All terribly clichéd (as is just about the entire book) but, as with all clichés, reflecting genuine everyday attitudes.  There are too many lovers of classical music who instantly dismiss anything they don’t like as “not proper music”, assuming a bland statement to sound more assertive and requiring less mental effort than voicing a considered opinion.  Similarly so many of those who dislike classical music feel intimidated into taking the clichéd stance that it is old and irrelevant while their preferred music is real and genuinely relevant to modern lives.  That’s not a Chinese attitude; it’s a human one.

It is frightening, however, when someone who is in a position where their utterances are looked on to have the weight of thought, understanding and consideration, comes up with something as idiotic as Ms Feng’s reported comment.  If audiences find Swan Lake boring, the fault lies with them or the performance, not the ballet or its music.  I, for my part, could never for a moment get tired of hearing Tchaikovsky’s glorious score and while I have certainly attended performances where the choreography did little to endear itself to me, classical music in concerted, balletic or operatic form, is too multi-textured ever to be boring.  The trouble is, listening to it and appreciating it takes effort, and an awful lot of people, Europeans even more than Chinese, have neither the will nor the ability to make any sort of mental effort in the pursuance of great art.

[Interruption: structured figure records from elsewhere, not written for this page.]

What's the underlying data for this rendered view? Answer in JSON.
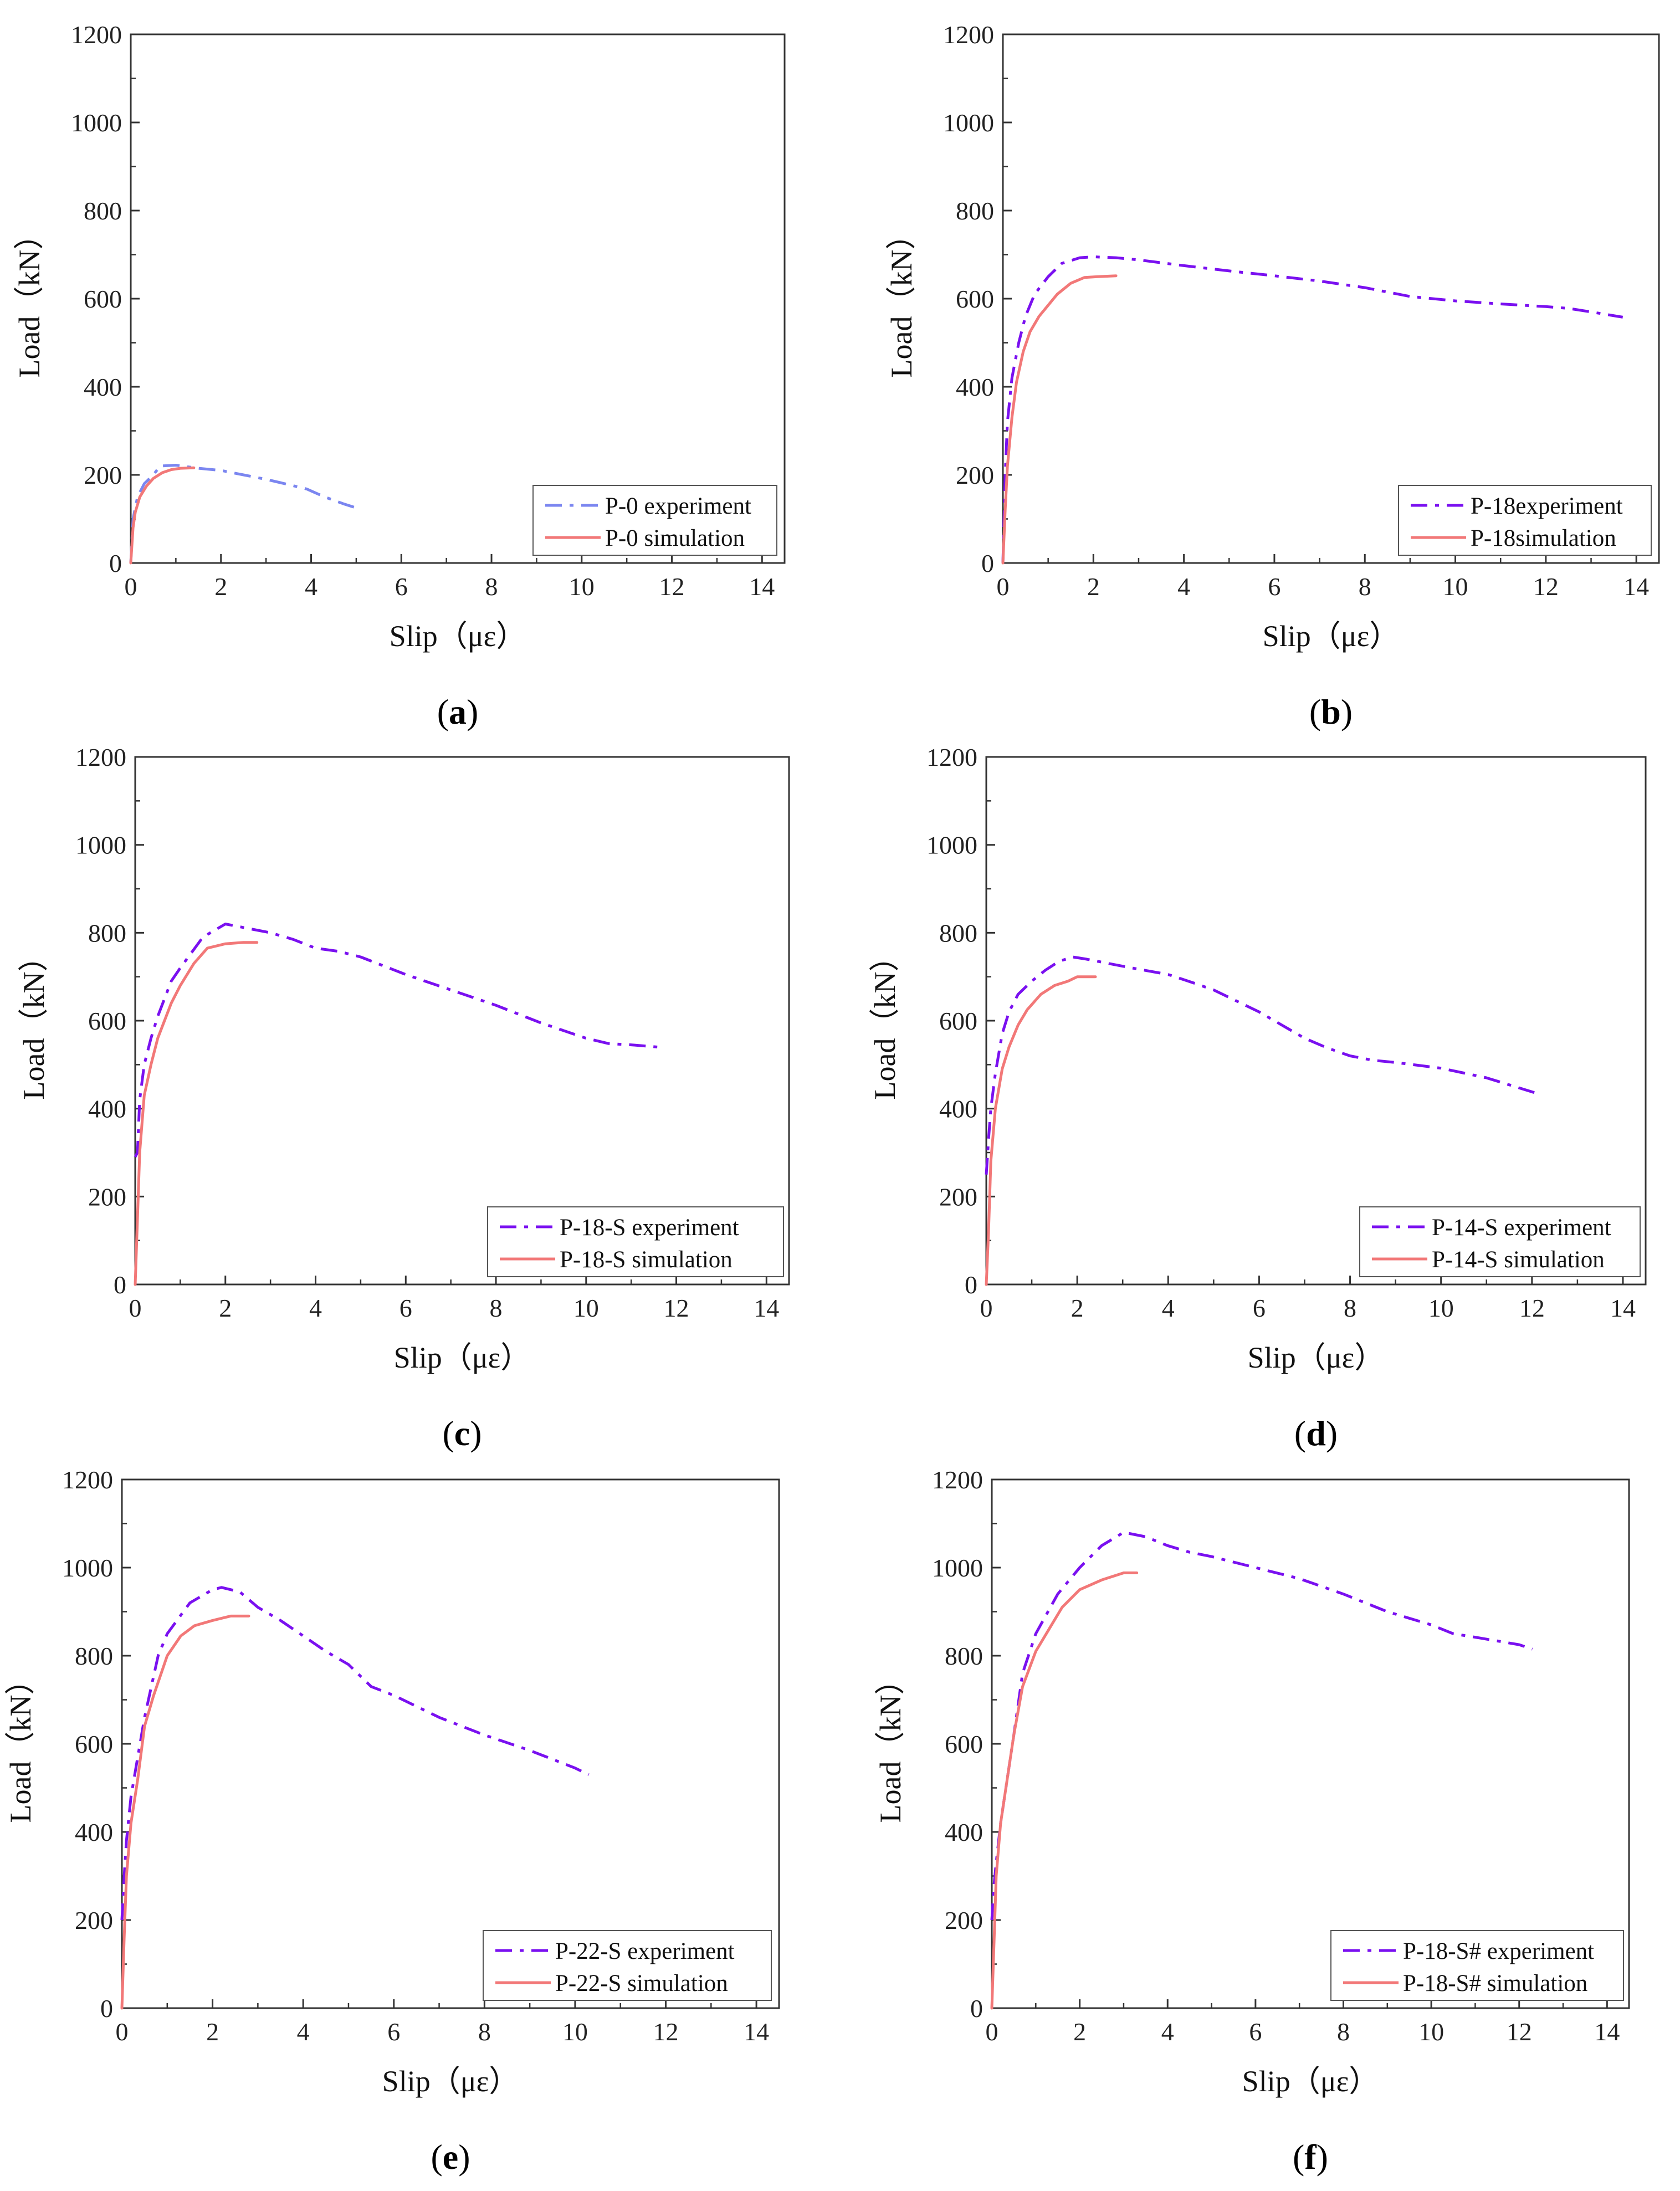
{
  "colors": {
    "p0_experiment": "#7b86f0",
    "experiment": "#7a10f0",
    "simulation": "#f27878",
    "axis": "#333333"
  },
  "chart_data": [
    {
      "id": "a",
      "panel_label": "a",
      "type": "line",
      "xlabel": "Slip（με）",
      "ylabel": "Load（kN）",
      "xlim": [
        0,
        14.5
      ],
      "ylim": [
        0,
        1200
      ],
      "xticks": [
        "0",
        "2",
        "4",
        "6",
        "8",
        "10",
        "12",
        "14"
      ],
      "yticks": [
        "0",
        "200",
        "400",
        "600",
        "800",
        "1000",
        "1200"
      ],
      "legend_position": "bottom-right",
      "series": [
        {
          "name": "P-0 experiment",
          "style": "dashdot",
          "color_key": "p0_experiment",
          "x": [
            0,
            0.05,
            0.15,
            0.3,
            0.5,
            0.65,
            1.0,
            1.5,
            2.0,
            2.5,
            3.0,
            3.5,
            3.9,
            4.3,
            4.7,
            5.0
          ],
          "y": [
            0,
            100,
            150,
            180,
            200,
            220,
            222,
            215,
            210,
            200,
            190,
            178,
            168,
            150,
            135,
            125
          ]
        },
        {
          "name": "P-0 simulation",
          "style": "solid",
          "color_key": "simulation",
          "x": [
            0,
            0.05,
            0.1,
            0.2,
            0.35,
            0.5,
            0.7,
            0.9,
            1.1,
            1.4
          ],
          "y": [
            0,
            80,
            115,
            150,
            175,
            192,
            205,
            212,
            215,
            216
          ]
        }
      ]
    },
    {
      "id": "b",
      "panel_label": "b",
      "type": "line",
      "xlabel": "Slip（με）",
      "ylabel": "Load（kN）",
      "xlim": [
        0,
        14.5
      ],
      "ylim": [
        0,
        1200
      ],
      "xticks": [
        "0",
        "2",
        "4",
        "6",
        "8",
        "10",
        "12",
        "14"
      ],
      "yticks": [
        "0",
        "200",
        "400",
        "600",
        "800",
        "1000",
        "1200"
      ],
      "legend_position": "bottom-right",
      "series": [
        {
          "name": "P-18experiment",
          "style": "dashdot",
          "color_key": "experiment",
          "x": [
            0,
            0.05,
            0.1,
            0.2,
            0.35,
            0.5,
            0.7,
            1.0,
            1.3,
            1.7,
            2.0,
            2.5,
            3.0,
            4.0,
            5.0,
            6.0,
            7.0,
            8.0,
            9.0,
            10.0,
            11.0,
            12.0,
            12.5,
            13.0,
            13.7
          ],
          "y": [
            0,
            200,
            320,
            420,
            500,
            560,
            610,
            650,
            680,
            693,
            695,
            693,
            688,
            675,
            663,
            652,
            640,
            625,
            605,
            595,
            588,
            582,
            578,
            570,
            558
          ]
        },
        {
          "name": "P-18simulation",
          "style": "solid",
          "color_key": "simulation",
          "x": [
            0,
            0.05,
            0.1,
            0.2,
            0.3,
            0.45,
            0.6,
            0.8,
            1.0,
            1.2,
            1.5,
            1.8,
            2.1,
            2.5
          ],
          "y": [
            0,
            120,
            220,
            330,
            410,
            480,
            525,
            560,
            585,
            610,
            635,
            648,
            650,
            652
          ]
        }
      ]
    },
    {
      "id": "c",
      "panel_label": "c",
      "type": "line",
      "xlabel": "Slip（με）",
      "ylabel": "Load（kN）",
      "xlim": [
        0,
        14.5
      ],
      "ylim": [
        0,
        1200
      ],
      "xticks": [
        "0",
        "2",
        "4",
        "6",
        "8",
        "10",
        "12",
        "14"
      ],
      "yticks": [
        "0",
        "200",
        "400",
        "600",
        "800",
        "1000",
        "1200"
      ],
      "legend_position": "bottom-right",
      "series": [
        {
          "name": "P-18-S experiment",
          "style": "dashdot",
          "color_key": "experiment",
          "x": [
            0,
            0.05,
            0.1,
            0.2,
            0.35,
            0.5,
            0.8,
            1.0,
            1.5,
            2.0,
            2.5,
            3.0,
            3.5,
            4.0,
            4.5,
            5.0,
            6.0,
            7.0,
            8.0,
            9.0,
            10.0,
            10.5,
            11.0,
            11.6
          ],
          "y": [
            290,
            300,
            420,
            500,
            560,
            610,
            690,
            720,
            790,
            820,
            810,
            800,
            785,
            765,
            758,
            745,
            705,
            670,
            635,
            595,
            560,
            548,
            545,
            540
          ]
        },
        {
          "name": "P-18-S simulation",
          "style": "solid",
          "color_key": "simulation",
          "x": [
            0,
            0.05,
            0.1,
            0.2,
            0.35,
            0.5,
            0.8,
            1.0,
            1.3,
            1.6,
            2.0,
            2.4,
            2.7
          ],
          "y": [
            0,
            150,
            300,
            430,
            500,
            560,
            640,
            680,
            730,
            765,
            775,
            778,
            778
          ]
        }
      ]
    },
    {
      "id": "d",
      "panel_label": "d",
      "type": "line",
      "xlabel": "Slip（με）",
      "ylabel": "Load（kN）",
      "xlim": [
        0,
        14.5
      ],
      "ylim": [
        0,
        1200
      ],
      "xticks": [
        "0",
        "2",
        "4",
        "6",
        "8",
        "10",
        "12",
        "14"
      ],
      "yticks": [
        "0",
        "200",
        "400",
        "600",
        "800",
        "1000",
        "1200"
      ],
      "legend_position": "bottom-right",
      "series": [
        {
          "name": "P-14-S experiment",
          "style": "dashdot",
          "color_key": "experiment",
          "x": [
            0,
            0.05,
            0.1,
            0.2,
            0.35,
            0.5,
            0.7,
            1.0,
            1.3,
            1.6,
            1.9,
            2.2,
            2.7,
            3.2,
            4.0,
            4.5,
            5.0,
            6.0,
            7.0,
            7.5,
            8.0,
            8.5,
            9.0,
            10.0,
            11.0,
            12.1
          ],
          "y": [
            250,
            330,
            400,
            480,
            570,
            620,
            660,
            690,
            715,
            735,
            745,
            740,
            730,
            720,
            705,
            688,
            670,
            620,
            560,
            538,
            520,
            510,
            505,
            492,
            470,
            435
          ]
        },
        {
          "name": "P-14-S simulation",
          "style": "solid",
          "color_key": "simulation",
          "x": [
            0,
            0.05,
            0.1,
            0.2,
            0.35,
            0.5,
            0.7,
            0.9,
            1.2,
            1.5,
            1.8,
            2.0,
            2.4
          ],
          "y": [
            0,
            120,
            280,
            400,
            490,
            540,
            590,
            625,
            660,
            680,
            690,
            700,
            700
          ]
        }
      ]
    },
    {
      "id": "e",
      "panel_label": "e",
      "type": "line",
      "xlabel": "Slip（με）",
      "ylabel": "Load（kN）",
      "xlim": [
        0,
        14.5
      ],
      "ylim": [
        0,
        1200
      ],
      "xticks": [
        "0",
        "2",
        "4",
        "6",
        "8",
        "10",
        "12",
        "14"
      ],
      "yticks": [
        "0",
        "200",
        "400",
        "600",
        "800",
        "1000",
        "1200"
      ],
      "legend_position": "bottom-right",
      "series": [
        {
          "name": "P-22-S experiment",
          "style": "dashdot",
          "color_key": "experiment",
          "x": [
            0,
            0.05,
            0.1,
            0.2,
            0.35,
            0.5,
            0.8,
            1.0,
            1.5,
            2.0,
            2.2,
            2.6,
            3.0,
            3.5,
            4.0,
            4.5,
            5.0,
            5.5,
            6.0,
            7.0,
            8.0,
            9.0,
            10.0,
            10.3
          ],
          "y": [
            200,
            300,
            380,
            480,
            570,
            660,
            800,
            850,
            920,
            950,
            955,
            945,
            910,
            880,
            845,
            810,
            780,
            730,
            710,
            660,
            620,
            585,
            545,
            530
          ]
        },
        {
          "name": "P-22-S simulation",
          "style": "solid",
          "color_key": "simulation",
          "x": [
            0,
            0.05,
            0.1,
            0.2,
            0.35,
            0.5,
            0.7,
            1.0,
            1.3,
            1.6,
            2.0,
            2.4,
            2.8
          ],
          "y": [
            0,
            160,
            300,
            420,
            520,
            640,
            710,
            800,
            845,
            868,
            880,
            890,
            890
          ]
        }
      ]
    },
    {
      "id": "f",
      "panel_label": "f",
      "type": "line",
      "xlabel": "Slip（με）",
      "ylabel": "Load（kN）",
      "xlim": [
        0,
        14.5
      ],
      "ylim": [
        0,
        1200
      ],
      "xticks": [
        "0",
        "2",
        "4",
        "6",
        "8",
        "10",
        "12",
        "14"
      ],
      "yticks": [
        "0",
        "200",
        "400",
        "600",
        "800",
        "1000",
        "1200"
      ],
      "legend_position": "bottom-right",
      "series": [
        {
          "name": "P-18-S# experiment",
          "style": "dashdot",
          "color_key": "experiment",
          "x": [
            0,
            0.05,
            0.1,
            0.2,
            0.35,
            0.5,
            0.7,
            1.0,
            1.5,
            2.0,
            2.5,
            3.0,
            3.5,
            4.0,
            4.5,
            5.0,
            6.0,
            7.0,
            8.0,
            9.0,
            10.0,
            10.5,
            11.0,
            12.0,
            12.3
          ],
          "y": [
            200,
            280,
            330,
            420,
            520,
            620,
            760,
            850,
            940,
            1000,
            1050,
            1080,
            1070,
            1050,
            1035,
            1025,
            1000,
            975,
            940,
            900,
            870,
            850,
            842,
            825,
            815
          ]
        },
        {
          "name": "P-18-S# simulation",
          "style": "solid",
          "color_key": "simulation",
          "x": [
            0,
            0.05,
            0.1,
            0.2,
            0.35,
            0.5,
            0.7,
            1.0,
            1.3,
            1.6,
            2.0,
            2.5,
            3.0,
            3.3
          ],
          "y": [
            0,
            150,
            300,
            420,
            520,
            620,
            730,
            810,
            860,
            910,
            950,
            972,
            988,
            988
          ]
        }
      ]
    }
  ]
}
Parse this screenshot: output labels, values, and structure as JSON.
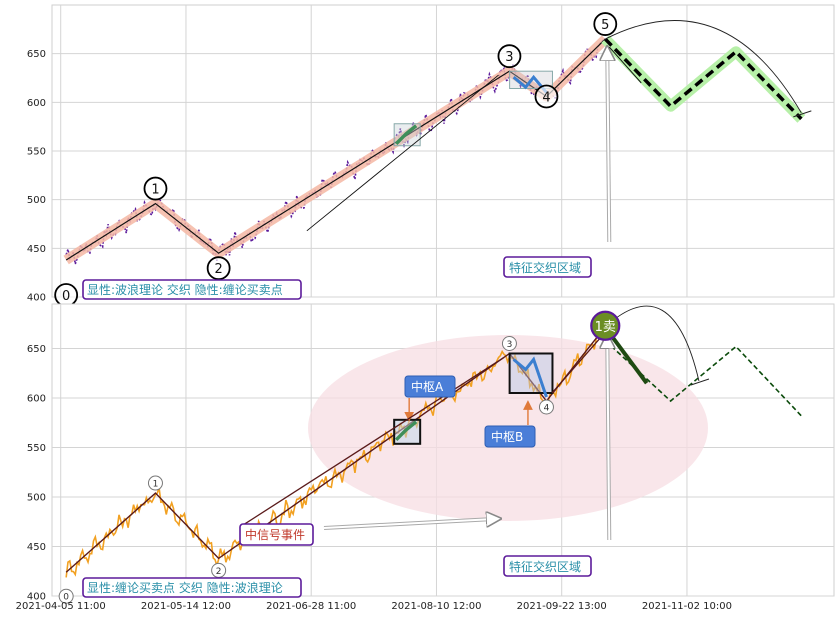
{
  "chart_data": [
    {
      "type": "line",
      "ylim": [
        400,
        700
      ],
      "yticks": [
        400,
        450,
        500,
        550,
        600,
        650
      ],
      "grid": true,
      "wave_points": [
        {
          "label": "0",
          "x": 0.5,
          "y": 438
        },
        {
          "label": "1",
          "x": 8.7,
          "y": 496
        },
        {
          "label": "2",
          "x": 14.5,
          "y": 445
        },
        {
          "label": "3",
          "x": 41.2,
          "y": 632
        },
        {
          "label": "4",
          "x": 44.6,
          "y": 606
        },
        {
          "label": "5",
          "x": 50.0,
          "y": 665
        }
      ],
      "forecast": [
        {
          "x": 50.0,
          "y": 665
        },
        {
          "x": 56.0,
          "y": 596
        },
        {
          "x": 62.0,
          "y": 652
        },
        {
          "x": 68.0,
          "y": 583
        }
      ],
      "annotations": {
        "legend": "显性:波浪理论 交织 隐性:缠论买卖点",
        "region": "特征交织区域"
      }
    },
    {
      "type": "line",
      "ylim": [
        400,
        695
      ],
      "yticks": [
        400,
        450,
        500,
        550,
        600,
        650
      ],
      "grid": true,
      "wave_points": [
        {
          "label": "0",
          "x": 0.5,
          "y": 424
        },
        {
          "label": "1",
          "x": 8.7,
          "y": 504
        },
        {
          "label": "2",
          "x": 14.5,
          "y": 438
        },
        {
          "label": "3",
          "x": 41.2,
          "y": 645
        },
        {
          "label": "4",
          "x": 44.6,
          "y": 597
        },
        {
          "label": "1卖",
          "x": 50.0,
          "y": 672
        }
      ],
      "forecast": [
        {
          "x": 50.0,
          "y": 658
        },
        {
          "x": 56.0,
          "y": 597
        },
        {
          "x": 62.0,
          "y": 652
        },
        {
          "x": 68.0,
          "y": 582
        }
      ],
      "annotations": {
        "legend": "显性:缠论买卖点 交织 隐性:波浪理论",
        "region": "特征交织区域",
        "signal": "中信号事件",
        "pivot_a": "中枢A",
        "pivot_b": "中枢B"
      }
    }
  ],
  "xaxis": {
    "ticks": [
      {
        "label": "2021-04-05 11:00",
        "x": 0
      },
      {
        "label": "2021-05-14 12:00",
        "x": 11.5
      },
      {
        "label": "2021-06-28 11:00",
        "x": 23
      },
      {
        "label": "2021-08-10 12:00",
        "x": 34.5
      },
      {
        "label": "2021-09-22 13:00",
        "x": 46
      },
      {
        "label": "2021-11-02 10:00",
        "x": 57.5
      }
    ],
    "xlim": [
      -0.8,
      71
    ]
  },
  "colors": {
    "price_top": "#5b1a9a",
    "price_bottom": "#f2a122",
    "wave_band": "#f4b7a3",
    "forecast_band": "#b7f0a8",
    "box_border": "#6a1b8a",
    "box_text": "#2a8fa8",
    "pivot_fill": "#4a7ed8",
    "signal_text": "#c0392b",
    "sell_fill": "#6b8e23",
    "ellipse": "#f7dde3"
  }
}
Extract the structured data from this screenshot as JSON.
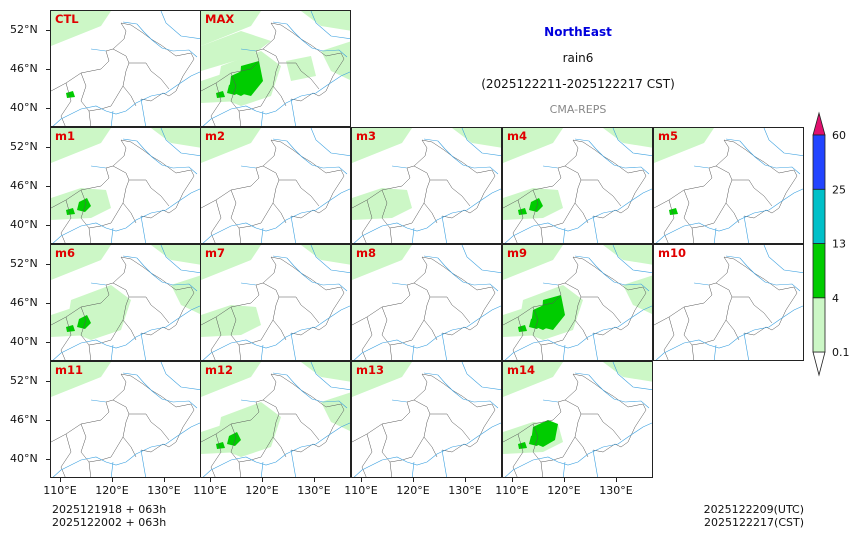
{
  "title": {
    "region": "NorthEast",
    "variable": "rain6",
    "period": "(2025122211-2025122217 CST)",
    "model": "CMA-REPS",
    "region_color": "#0000dd"
  },
  "chart_data": {
    "type": "map-panels",
    "panels": [
      "CTL",
      "MAX",
      "m1",
      "m2",
      "m3",
      "m4",
      "m5",
      "m6",
      "m7",
      "m8",
      "m9",
      "m10",
      "m11",
      "m12",
      "m13",
      "m14"
    ],
    "lat_ticks": [
      "52°N",
      "46°N",
      "40°N"
    ],
    "lon_ticks": [
      "110°E",
      "120°E",
      "130°E"
    ],
    "colorbar": {
      "levels": [
        "0.1",
        "4",
        "13",
        "25",
        "60"
      ],
      "colors": [
        "#ccf7c6",
        "#00cc00",
        "#00c0c8",
        "#2244ff"
      ],
      "under": "#ffffff",
      "over": "#e0106e"
    }
  },
  "footer": {
    "init_utc": "2025121918  +  063h",
    "init_cst": "2025122002  +  063h",
    "valid_utc": "2025122209(UTC)",
    "valid_cst": "2025122217(CST)"
  }
}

Even more worrying is when directors, who themselves may be devoid of artistic depth, feel that the original needs to be spiced up to make it more readably accessible to those who like to have their art spoon fed to them.  I’m of a generation which suffered the “innovative experimentation” of 1960s theatre directors.  I well remember as an A level English literature student attending a performance of Othello in which all the characters were black with the exception of Othello himself who was, perplexingly, a Chinese Mandarin, and the Tempest in which Ferdinand and Miranda began in full evening regalia and gradually discarded clothes until, with the final scene, they were stark naked.  I haven’t the foggiest idea what the directors were trying to do other than create headlines through their shock tactics, and I have long since grown to love both plays through “boring” traditional performances.
The great thing about western art is that it is timeless.  If you are bored of Shakespeare, Dickens or Tchaikovsky, surely you are bored of life, and there’s not much you can do about that other than swallow a cyanide capsule.


  1. Hey Dr Rochester, when will u come back to YST to teach. We Miss U.